Beat Souls is a rhythm game in the cast of Guitar Hero, but without the complexity. The first few levels are deceptive in that they make you believe that either the game is too easy or potentially… boring. It’s not. Though it can be challenging, it’s not stupidly hard; that means fun!

Beat Souls out today on consoles
Source: Eastasiasoft

There are some 30-odd levels for you to take on the Rhythm Yokai with your slick moves. Slick moves on paper as in practice, the controls are easy peasy: guide your character between Beat Saber-like blocks called noise, and ensure you line up Otomo to hit the notes. Otomo are a little like those Dragon Quest poops, or flames, that float to the left and right of your hero. 

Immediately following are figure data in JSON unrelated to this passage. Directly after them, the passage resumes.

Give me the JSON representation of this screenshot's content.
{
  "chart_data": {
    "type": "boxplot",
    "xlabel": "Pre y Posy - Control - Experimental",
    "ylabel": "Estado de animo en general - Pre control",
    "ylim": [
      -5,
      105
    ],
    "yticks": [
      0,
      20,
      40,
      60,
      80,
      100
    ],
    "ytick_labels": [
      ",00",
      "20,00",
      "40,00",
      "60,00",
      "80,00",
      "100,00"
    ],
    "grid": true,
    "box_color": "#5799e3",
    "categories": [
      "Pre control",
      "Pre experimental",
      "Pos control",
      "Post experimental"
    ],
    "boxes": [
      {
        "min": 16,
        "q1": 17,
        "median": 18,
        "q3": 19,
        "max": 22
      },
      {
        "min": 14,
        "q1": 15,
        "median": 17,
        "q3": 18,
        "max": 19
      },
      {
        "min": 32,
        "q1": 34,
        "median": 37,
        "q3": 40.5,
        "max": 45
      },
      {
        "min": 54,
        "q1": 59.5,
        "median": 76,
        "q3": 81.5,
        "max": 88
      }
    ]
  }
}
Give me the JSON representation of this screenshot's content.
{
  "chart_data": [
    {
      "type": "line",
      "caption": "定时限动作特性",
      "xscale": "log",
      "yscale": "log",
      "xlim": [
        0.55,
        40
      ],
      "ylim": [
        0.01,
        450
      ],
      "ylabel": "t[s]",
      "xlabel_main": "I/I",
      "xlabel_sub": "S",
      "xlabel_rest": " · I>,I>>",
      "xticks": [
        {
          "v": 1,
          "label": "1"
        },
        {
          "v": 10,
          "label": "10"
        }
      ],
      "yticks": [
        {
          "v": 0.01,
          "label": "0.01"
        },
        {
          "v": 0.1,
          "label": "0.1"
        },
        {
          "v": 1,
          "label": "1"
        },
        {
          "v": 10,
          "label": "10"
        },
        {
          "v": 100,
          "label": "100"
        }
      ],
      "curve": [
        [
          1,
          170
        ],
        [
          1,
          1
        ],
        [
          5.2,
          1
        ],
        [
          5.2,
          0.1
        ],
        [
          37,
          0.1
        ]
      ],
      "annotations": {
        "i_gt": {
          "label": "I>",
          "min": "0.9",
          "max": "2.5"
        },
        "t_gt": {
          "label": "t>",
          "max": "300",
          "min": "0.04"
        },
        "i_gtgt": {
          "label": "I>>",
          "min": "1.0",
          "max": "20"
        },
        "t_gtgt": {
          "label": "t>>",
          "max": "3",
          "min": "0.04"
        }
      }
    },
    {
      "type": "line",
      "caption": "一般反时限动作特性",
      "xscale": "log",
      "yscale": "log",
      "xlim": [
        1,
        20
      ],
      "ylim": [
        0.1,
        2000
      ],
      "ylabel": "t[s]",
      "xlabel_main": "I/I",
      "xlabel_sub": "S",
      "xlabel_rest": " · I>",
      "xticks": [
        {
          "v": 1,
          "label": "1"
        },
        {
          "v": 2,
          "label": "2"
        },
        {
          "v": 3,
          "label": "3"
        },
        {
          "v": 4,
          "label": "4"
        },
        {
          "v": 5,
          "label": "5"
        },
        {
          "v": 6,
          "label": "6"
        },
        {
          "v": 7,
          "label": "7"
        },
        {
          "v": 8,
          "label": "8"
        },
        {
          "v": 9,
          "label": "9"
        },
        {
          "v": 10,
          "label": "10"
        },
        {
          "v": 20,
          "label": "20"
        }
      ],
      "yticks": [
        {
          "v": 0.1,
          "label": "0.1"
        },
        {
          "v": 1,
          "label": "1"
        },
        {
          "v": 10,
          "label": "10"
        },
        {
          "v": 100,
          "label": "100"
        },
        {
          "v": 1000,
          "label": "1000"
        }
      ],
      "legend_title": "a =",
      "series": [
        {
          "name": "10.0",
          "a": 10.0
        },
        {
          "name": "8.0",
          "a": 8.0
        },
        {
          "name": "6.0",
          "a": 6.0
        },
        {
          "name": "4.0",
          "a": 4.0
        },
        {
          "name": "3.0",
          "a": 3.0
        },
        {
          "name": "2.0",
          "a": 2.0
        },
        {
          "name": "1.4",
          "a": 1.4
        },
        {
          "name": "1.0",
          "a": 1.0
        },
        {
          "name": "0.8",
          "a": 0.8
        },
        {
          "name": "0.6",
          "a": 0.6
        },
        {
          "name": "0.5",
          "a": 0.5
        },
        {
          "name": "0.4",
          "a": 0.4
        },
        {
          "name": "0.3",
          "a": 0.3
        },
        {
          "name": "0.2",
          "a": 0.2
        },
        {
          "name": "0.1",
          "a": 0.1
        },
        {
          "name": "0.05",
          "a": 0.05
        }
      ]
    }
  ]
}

Slip through all the noise without taking a hit, and you’ll get a clean run. Hit every note with your Otomo, and you’ll be rewarded with a full combo. Besides moving to the left and right, jumping will also come into play, and that’s about it in terms of controls. Scores are important, and naturally, hitting all the notes will give a perfect run – especially when you can earn extra points with the fever mode – similar to Puyo Pop Fever

The challenge in Beat Souls comes from the speed of the level, i.e. BPM. The higher it is, the faster you’ll need to be, and while there aren’t any complicated combos to learn, some levels will be filled with noise – meaning you’ll have to be swift to move in and out without getting hit and shifting your Otomo, so they hit every note.

Now, the biggest challenge of the game was a personal one. I don’t suffer from motion sickness as others may in FPS titles, but I get pretty damn disorientated with the various layers moving at different speeds. There’s the character animations at the back, the action on screen, plus other aspects in continual motion. It’s not exclusive to this title as playing Guitar Hero also caused me issues where the floor or ceiling would feel like it was moving. As a result. I can’t play this game for long periods even though I enjoy it.

A rhythm game relies on its music, and with those guitar-based games, there’s a fallback of quality rock music. Here the music is mostly pop – nothing I’d listen to outside of the game, but enjoyable nonetheless, and arguably one of the better types of soundtracks to play a game to. There are additional characters to play with and level variations to add to the difficulty; said characters have special abilities but aren’t game-changing.

In all honesty, Beat Souls has been one of the better rhythm games I’ve played. Sure, I can’t play for long, but I’m pretty much addicted and loving every minute of it when I do play. My only real complaint was the lack of multiplayer – a simple split-screen would have gone far, but other than that, Beat Souls is an enjoyable rhythm game that may appeal to those who are sensitive about their lack of rhythm.